Attualmente le intenzioni sembrano essere più o meno queste, con la differenza che, una volta piantata la bandiera, il programma governativo lascerà carta bianca all’intraprendenza dei privati — con Elon Musk e SpaceX in testa, ovviamente. Già nel budget 2026, infatti, questo è proprio il piano per l’orbita terrestre: ridurre l’impegno americano nella Stazione spaziale internazionale, con altri tagli previsti, e lasciare ai privati il compito di costruire le loro stazioni. Una linea coerente con quella già tracciata da Biden, ma da attuare molto più rapidamente.
Lasciare ai privati l’esplorazione lunare significherebbe però abbandonare anche altri programmi governativi legati alla Luna, come la Stazione spaziale lunare, il Lunar Gateway.
Si tratta dell’erede spirituale della Stazione spaziale internazionale, e doveva essere un modo per coinvolgere il maggior numero possibile di partner internazionali (ed evitare che partecipassero al progetto della stazione spaziale cinese): più del 50 per cento della nuova stazione lunare è progettata e costruita in Europa, ma ora potrebbe sparire per sempre.
In questa nuova visione americana non esiste più una stazione spaziale internazionale, e ognuno va per conto proprio sulla Luna.

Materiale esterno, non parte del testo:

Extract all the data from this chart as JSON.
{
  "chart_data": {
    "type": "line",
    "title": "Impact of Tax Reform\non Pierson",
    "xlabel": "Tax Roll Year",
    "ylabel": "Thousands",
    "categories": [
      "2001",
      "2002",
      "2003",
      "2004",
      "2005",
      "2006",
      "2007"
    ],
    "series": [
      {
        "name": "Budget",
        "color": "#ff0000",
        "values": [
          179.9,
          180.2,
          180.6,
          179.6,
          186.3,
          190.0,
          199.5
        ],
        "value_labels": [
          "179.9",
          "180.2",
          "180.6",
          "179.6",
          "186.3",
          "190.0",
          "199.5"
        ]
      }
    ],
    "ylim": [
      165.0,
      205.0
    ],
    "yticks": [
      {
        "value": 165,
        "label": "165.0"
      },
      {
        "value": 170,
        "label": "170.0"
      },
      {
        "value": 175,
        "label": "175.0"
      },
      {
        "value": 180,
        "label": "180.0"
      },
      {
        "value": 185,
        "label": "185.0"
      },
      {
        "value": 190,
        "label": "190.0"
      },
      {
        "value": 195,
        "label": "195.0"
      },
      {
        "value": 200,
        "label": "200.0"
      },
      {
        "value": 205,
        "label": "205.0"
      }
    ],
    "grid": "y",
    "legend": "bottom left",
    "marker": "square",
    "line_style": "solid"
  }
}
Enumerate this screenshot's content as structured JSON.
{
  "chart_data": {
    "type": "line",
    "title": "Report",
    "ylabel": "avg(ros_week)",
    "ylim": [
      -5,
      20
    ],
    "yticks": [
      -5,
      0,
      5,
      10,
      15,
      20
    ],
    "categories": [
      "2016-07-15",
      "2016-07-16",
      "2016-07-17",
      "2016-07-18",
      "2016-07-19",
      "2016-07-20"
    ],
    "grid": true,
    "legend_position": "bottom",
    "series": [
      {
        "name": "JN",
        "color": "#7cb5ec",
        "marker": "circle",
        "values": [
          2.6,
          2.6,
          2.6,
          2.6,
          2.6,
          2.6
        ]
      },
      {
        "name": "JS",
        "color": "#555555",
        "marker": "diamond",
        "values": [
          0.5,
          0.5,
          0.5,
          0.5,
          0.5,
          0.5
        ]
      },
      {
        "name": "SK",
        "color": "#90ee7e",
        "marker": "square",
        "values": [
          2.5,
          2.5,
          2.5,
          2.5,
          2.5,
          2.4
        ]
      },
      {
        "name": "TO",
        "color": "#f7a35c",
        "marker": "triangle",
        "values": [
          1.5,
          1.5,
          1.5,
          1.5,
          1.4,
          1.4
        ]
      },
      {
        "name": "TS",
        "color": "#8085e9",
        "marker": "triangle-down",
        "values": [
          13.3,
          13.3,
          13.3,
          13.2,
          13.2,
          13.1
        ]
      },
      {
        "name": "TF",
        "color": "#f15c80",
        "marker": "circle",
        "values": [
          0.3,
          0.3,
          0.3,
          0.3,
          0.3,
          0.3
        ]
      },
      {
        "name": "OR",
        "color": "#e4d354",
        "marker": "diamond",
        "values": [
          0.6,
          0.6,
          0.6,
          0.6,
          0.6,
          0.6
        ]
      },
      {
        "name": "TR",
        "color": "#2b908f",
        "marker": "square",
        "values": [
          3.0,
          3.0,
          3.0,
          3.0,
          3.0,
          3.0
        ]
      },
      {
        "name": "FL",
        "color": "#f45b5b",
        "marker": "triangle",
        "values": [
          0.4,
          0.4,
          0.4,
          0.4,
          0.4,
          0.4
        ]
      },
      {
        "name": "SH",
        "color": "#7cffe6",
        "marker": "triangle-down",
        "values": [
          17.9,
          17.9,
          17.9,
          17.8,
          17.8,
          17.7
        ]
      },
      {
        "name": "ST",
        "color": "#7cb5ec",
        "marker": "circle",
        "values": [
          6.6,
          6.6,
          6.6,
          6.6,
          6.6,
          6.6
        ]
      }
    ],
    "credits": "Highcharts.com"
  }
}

Certo, se non lo si può fare — e nessuno, a parte l’America e fra poco la Cina, può farlo senza collaborazioni internazionali — si può sempre pagare un’azienda americana per il trasporto, invece di stringere un accordo politico con la Nasa: un cambio di rotta radicale, ma che vede sempre al centro i player spaziali americani. Il direttore generale dell’Agenzia spaziale europea (Esa) Josef Aschbacher, in un comunicato pubblicato ieri sera, ha fatto sapere che “l’Esa rimane aperta alla cooperazione con la Nasa sui programmi soggetti a riduzione o cancellazione, ma sta al contempo valutando l’impatto della proposta insieme agli Stati membri in vista del Consiglio dell’Esa di giugno”.
Secondo diverse analisi, Trump vorrebbe sfruttare questo cambio di paradigma per tagliare anche tutte le missioni scientifiche (–2,2 miliardi alla Nasa per le attività di astrofisica e astronomia), le missioni di studio dei cambiamenti climatici dallo spazio (–1,1 miliardi alla Nasa per le “scienze della Terra” e –346 milioni per i programmi ambientali legati all’aviazione).
C’è forse lo zampino di Musk in questa nuova strategia. Trump, durante il suo discorso inaugurale, ha dichiarato di voler portare le stelle e strisce su Marte: l’unico nuovo finanziamento da un miliardo di dollari previsto nel budget proposto è infatti destinato a programmi finalizzati alle missioni marziane.